The close proximity of the Neptune-like planet (in terms of size) to its star is the reason why its atmosphere continues to thin and form a tail just like a comet. Now, scientists say that the Earth might have undergone the same process and looked like the GJ 436b in the past.
The team of astronomers, led by David Ehrenreich from the Observatory of the University of Geneva in Switzerland, used the Hubble Space Telescope by the National Aeronautics Space Administration (NASA) to discover the large hydrogen cloud tailing the GJ 436b called "The Behemoth." The planet is 50 times bigger than its parent star and the hydrogen component evaporates due to the intense heat and radiation from the star.
The team of researchers think that the vast cloud of gas enveloping the planet does not evaporate too quickly with the amount of heat and radiation that its red dwarf star, which is relatively cool, possesses. This is the reason why the cloud of gas continues to stay.
The process of atmospheric evaporation in hydrogen-encased planets may leave behind hot, solid cores and the end products may be comparable to the size of the Earth, thus it is termed Hot-Super Earths.
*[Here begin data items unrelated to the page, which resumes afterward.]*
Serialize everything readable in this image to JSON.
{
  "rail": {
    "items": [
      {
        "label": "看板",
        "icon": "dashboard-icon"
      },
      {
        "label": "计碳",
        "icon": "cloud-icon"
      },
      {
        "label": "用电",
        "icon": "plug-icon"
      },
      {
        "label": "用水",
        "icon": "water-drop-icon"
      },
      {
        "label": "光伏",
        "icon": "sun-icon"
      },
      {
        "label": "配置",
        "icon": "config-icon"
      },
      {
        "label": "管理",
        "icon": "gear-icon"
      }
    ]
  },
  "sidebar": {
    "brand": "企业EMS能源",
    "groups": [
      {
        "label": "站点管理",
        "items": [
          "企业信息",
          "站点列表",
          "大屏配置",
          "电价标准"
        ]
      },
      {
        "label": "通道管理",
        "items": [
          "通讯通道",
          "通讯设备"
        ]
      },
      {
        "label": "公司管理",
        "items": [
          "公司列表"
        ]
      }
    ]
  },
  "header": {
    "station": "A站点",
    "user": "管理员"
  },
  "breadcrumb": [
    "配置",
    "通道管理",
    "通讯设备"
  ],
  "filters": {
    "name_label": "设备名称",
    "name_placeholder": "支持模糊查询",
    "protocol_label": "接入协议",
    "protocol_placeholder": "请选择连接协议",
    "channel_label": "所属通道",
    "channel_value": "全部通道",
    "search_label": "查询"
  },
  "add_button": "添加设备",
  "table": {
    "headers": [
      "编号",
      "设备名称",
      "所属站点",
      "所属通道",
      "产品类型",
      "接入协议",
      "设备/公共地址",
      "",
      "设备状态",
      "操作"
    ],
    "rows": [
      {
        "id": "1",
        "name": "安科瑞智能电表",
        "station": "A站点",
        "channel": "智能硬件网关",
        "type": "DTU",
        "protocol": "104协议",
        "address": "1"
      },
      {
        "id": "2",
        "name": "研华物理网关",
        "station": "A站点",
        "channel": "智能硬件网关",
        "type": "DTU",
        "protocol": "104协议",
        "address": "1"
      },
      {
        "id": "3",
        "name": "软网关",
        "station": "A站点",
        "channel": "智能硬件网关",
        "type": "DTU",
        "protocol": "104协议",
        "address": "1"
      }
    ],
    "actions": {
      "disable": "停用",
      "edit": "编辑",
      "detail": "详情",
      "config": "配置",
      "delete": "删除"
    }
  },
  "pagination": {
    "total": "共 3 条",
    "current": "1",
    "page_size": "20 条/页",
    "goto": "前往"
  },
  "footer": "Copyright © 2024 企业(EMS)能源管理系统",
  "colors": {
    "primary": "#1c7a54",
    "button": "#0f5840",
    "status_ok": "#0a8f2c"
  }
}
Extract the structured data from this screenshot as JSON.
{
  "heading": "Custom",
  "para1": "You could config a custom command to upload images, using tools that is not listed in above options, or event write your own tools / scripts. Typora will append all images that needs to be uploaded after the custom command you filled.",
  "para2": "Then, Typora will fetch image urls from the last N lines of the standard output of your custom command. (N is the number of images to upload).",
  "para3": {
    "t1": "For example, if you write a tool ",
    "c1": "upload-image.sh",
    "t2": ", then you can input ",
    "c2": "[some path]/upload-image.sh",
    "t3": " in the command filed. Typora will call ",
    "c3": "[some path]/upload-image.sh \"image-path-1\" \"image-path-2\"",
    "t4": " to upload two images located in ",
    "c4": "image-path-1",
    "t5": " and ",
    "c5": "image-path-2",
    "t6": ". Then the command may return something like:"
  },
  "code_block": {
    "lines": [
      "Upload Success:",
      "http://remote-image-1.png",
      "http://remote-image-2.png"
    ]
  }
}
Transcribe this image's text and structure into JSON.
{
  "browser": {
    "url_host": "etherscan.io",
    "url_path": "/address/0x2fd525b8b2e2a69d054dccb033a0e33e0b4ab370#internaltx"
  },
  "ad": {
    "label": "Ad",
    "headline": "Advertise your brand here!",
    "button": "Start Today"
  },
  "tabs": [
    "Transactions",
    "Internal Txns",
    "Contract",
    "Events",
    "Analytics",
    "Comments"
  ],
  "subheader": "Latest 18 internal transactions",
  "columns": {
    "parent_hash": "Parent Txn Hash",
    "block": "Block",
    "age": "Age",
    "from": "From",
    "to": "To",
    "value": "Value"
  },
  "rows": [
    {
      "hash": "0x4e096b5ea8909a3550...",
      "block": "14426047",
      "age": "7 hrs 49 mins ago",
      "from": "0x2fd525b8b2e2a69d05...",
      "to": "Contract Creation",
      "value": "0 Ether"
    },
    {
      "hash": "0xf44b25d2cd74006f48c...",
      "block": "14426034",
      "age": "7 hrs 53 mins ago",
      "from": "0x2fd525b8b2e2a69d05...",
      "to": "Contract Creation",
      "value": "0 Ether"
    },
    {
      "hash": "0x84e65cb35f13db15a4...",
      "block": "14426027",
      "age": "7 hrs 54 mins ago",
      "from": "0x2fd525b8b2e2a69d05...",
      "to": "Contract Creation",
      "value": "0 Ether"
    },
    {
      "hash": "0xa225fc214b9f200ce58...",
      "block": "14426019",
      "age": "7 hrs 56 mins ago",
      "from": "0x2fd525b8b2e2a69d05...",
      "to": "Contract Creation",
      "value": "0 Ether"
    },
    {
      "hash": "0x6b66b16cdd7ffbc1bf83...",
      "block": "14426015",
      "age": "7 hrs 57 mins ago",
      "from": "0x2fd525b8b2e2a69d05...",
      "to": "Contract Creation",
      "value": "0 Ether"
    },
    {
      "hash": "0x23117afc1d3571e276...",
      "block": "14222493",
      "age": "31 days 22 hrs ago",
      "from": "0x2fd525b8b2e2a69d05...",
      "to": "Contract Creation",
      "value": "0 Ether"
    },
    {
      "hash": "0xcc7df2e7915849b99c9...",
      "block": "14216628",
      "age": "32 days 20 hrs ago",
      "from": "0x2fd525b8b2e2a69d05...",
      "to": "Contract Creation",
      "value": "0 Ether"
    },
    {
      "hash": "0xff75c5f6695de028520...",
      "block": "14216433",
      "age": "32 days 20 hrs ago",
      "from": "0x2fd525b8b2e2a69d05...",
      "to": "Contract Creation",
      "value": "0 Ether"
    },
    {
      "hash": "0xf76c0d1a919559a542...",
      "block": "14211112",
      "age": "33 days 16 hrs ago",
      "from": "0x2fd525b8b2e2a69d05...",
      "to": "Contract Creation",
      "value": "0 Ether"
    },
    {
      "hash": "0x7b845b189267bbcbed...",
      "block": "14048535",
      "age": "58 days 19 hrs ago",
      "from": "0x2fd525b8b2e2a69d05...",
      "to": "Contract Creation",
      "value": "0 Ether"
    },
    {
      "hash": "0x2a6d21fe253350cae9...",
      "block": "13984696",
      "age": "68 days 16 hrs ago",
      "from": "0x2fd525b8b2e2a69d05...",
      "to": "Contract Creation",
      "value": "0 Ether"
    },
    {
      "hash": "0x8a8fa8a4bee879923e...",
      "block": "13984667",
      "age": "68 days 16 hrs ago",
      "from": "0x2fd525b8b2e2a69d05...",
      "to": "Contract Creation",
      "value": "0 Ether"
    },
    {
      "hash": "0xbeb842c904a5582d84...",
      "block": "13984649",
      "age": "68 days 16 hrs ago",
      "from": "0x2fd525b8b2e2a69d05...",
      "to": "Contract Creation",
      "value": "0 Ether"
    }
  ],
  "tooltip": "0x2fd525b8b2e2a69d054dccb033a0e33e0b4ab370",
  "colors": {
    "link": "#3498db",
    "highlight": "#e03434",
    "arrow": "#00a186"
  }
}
According to scientists, the mechanisms of evaporations observed in this planet may suggest that this might be the process that the Earth and the solar system went through in the past. Earth used to have a hydrogen-filled atmosphere that was depleted more than 100 to 500 million years ago. If that is the case, then the Earth might have looked like a comet in the distant past as well.
The rate at which the atmosphere of the GJ 436b is evaporating is not a cause of threat for the planet's existence right now, but because the scientists are very well aware that the red, dwarf star was more active in the past, the atmospheric evaporation may be more rapid in its initial years, Ehrenreich believes.
The findings may also provide valuable insight into the continuous search for planets conducive for living, says Vincent Bourrier, study co-author. This is because the scientists were also able to identify hydrogen components that evaporate on minimally hotter terrestrial planets, something that could be detected in the oceans of the Earth.
The discovery of "The Behemoth" sheds new light on the atmosphere of Neptune-sized planets and Hot-Super Earths. In the future, the team hopes to discover more planets of this kind.